Jane Eyre
Robert Stevenson (1944)
Si le Jane Eyre de Robert Stevenson est une incontestable réussite, en tout cas très supérieure aux "Hauts de Hurlevent" de William Wyler, c'est moins à son réalisateur (mineur) qu'il le doit qu'à l'impressionnante réunion de talents qui se sont penchés sur son berceau, véritable concentré de ce que les studios hollywoodiens (ici la Fox) ont pu produire de mieux durant leur âge d'or. Aldous Huxley (l'auteur du "Meilleur des mondes") au scénario, Bernard Herrmann à la musique, George Barnes, le chef opérateur de "Rebecca" de Alfred Hitchcock à la photographie et last but no least, la performance shakespearienne de Orson Welles dont l'influence sur le film dépasse d'ailleurs largement sa prestation d'acteur. C'est sa patte que l'on reconnaît sur la mise en scène avec une atmosphère ténébreuse et gothique, une entrée en scène opératique dans la brume, de nombreux éclairages expressionnistes, une utilisation de la profondeur de champ, de la plongée et de la contre-plongée et du positionnement des personnages dans le cadre traduisant les rapports de domination dans la lignée de "Citizen Kane". Joan Fontaine, parfaite dans ce genre de rôle renforce le lien que l'on peut établir entre cette adaptation du roman de Charlotte Brontë et celle du "Rebecca" de Daphné du Maurier. Le film devait d'ailleurs être produit à l'origine par David O' Selznick.

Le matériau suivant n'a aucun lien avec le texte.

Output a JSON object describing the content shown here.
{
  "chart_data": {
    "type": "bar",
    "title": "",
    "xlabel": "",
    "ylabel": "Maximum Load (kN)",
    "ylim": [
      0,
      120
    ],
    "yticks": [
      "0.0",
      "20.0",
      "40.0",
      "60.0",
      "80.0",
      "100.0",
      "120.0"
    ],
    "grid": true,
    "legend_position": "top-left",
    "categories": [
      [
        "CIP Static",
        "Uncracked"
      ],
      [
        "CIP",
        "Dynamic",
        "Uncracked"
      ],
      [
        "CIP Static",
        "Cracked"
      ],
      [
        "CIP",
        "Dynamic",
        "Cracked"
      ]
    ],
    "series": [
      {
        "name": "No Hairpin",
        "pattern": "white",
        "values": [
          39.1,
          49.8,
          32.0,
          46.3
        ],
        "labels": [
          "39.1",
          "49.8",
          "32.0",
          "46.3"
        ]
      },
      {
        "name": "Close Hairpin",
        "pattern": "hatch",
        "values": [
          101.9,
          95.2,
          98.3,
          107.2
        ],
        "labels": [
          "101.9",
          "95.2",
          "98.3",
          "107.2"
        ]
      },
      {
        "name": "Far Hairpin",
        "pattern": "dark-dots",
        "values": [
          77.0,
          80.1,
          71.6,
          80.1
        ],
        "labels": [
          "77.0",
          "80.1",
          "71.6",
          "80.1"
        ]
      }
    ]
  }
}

Il ne s'agit pas à proprement parler d'une adaptation fidèle puisqu'il a fallu condenser l'œuvre pour qu'elle tienne sur 90 minutes (la fin est d'ailleurs un peu précipitée et maladroite) mais l'essentiel y est, à savoir le caractère subversif de l'héroïne, reflet de celui de Charlotte Brontë. Jane est en effet une rebelle qui exprime sa colère devant les injustices qui lui sont faites, et ce dès sa plus tendre enfance. Par la suite, cette colère se transforme en une volonté farouche et indomptable. Charlotte avait titré une de ses œuvres "Tales of Angria" que l'on pourrait traduire par "Contes du royaume de la colère" ^^. Or la colère est aussi mal vue chez les femmes que les larmes le sont chez les hommes. A l'époque victorienne, c'était tout simplement une émotion qui faisait scandale lorsqu'elle s'exprimait chez une femme. Tout comme le fait de mener sa barque de façon indépendante ou de créer. Or Jane refuse catégoriquement le destin de recluse sous domination patriarcale qu'on veut lui imposer. Elle choisit une destinée d'homme, celle de partir seule en quête de sa place dans le monde, endurant des épreuves dignes d'un Bildungsroman au féminin. Et elle ose affirmer à Rochester qui est deux fois plus âgé qu'elle et d'un statut social supérieur qu'elle est son égale. D'ailleurs le fait qu'ils ne peuvent convoler que lorsque celui-ci est diminué physiquement a le même effet "anti-patriarcal".
"Jane Eyre" est aussi marquant par le fait qu'il met en scène dans le rôle de Helen Burns, l'amie de Jane à la pension Lowood la jeune Elizabeth Taylor qui n'était alors âgé que de 11 ans mais qui crevait déjà l'écran. Peggy Ann Garner s'en tire également très bien dans le rôle de Jane enfant. Grâce notamment à leur jeu et à la mise en scène occulte de Orson Welles ^^ (qui s'intéressait beaucoup au roman de Charlotte Brontë), les séquences résumant l'enfance de l'héroïne ne sont pas qu'un simple passage obligé mais acquièrent une dimension comparable (en miniature) à celle de la "Nuit du chasseur" de Charles Laughton.